The court found the provision overbroad because it prohibits Shafer from working for a competitor “or any other business in the pest control industry in any capacity,” said the court. “It bars him from engaging even indirectly, or concerning himself in any manner whatsoever, in the pest control business, even as a passive stockholder of a publicly traded international conglomerate with a pest control subsidiary.”
Significantly, and as the court acknowledged, this provision is “identical” to the provision in Paramount Pest Control v. Rector that was deemed enforceable in 1989. Thus the court’s holding calls into question hundreds of non-competition agreements drafted in reliance on Paramount over the past 22 years.
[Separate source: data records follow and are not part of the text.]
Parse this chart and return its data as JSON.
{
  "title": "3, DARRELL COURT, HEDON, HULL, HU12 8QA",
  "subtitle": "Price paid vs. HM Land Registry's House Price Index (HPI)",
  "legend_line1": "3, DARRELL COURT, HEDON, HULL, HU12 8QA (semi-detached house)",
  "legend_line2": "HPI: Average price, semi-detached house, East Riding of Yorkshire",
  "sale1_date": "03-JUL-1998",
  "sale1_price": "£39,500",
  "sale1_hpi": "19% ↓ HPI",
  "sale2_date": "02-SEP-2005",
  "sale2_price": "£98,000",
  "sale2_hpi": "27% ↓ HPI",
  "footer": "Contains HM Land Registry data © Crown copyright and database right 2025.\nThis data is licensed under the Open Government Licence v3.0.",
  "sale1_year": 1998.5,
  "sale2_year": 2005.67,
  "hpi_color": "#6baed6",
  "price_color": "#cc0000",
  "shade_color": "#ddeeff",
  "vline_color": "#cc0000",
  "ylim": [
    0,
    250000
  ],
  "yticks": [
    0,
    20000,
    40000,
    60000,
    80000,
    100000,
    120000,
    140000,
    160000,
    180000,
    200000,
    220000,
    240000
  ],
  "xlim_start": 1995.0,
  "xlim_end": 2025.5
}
While courts are always cautious about overturning precedents, the holding in Shafer is not surprising. In light of a line of cases since Paramount, the court has progressively eroded the general enforceability of non-competes by eliminating provisions that could be interpreted as possibly preventing competition that would not directly harm the employer or might unreasonably harm the terminated employee. Shafer may be read as the logical conclusion of that trend.
Non-competition provisions are not dead in the Old Dominion, but Virginia’s strong public policy against the enforceability of anti-competitive provisions requires careful thought, thorough evaluation and very narrow draftsmanship. Now more than ever, employers must consider what they need to prohibit, rather than what they want to prohibit, and why such a limitation is necessary to protect their business.
Additionally, it may be prudent to consider whether trade secret and confidentiality agreements – which are more generally enforceable – may serve the same purpose.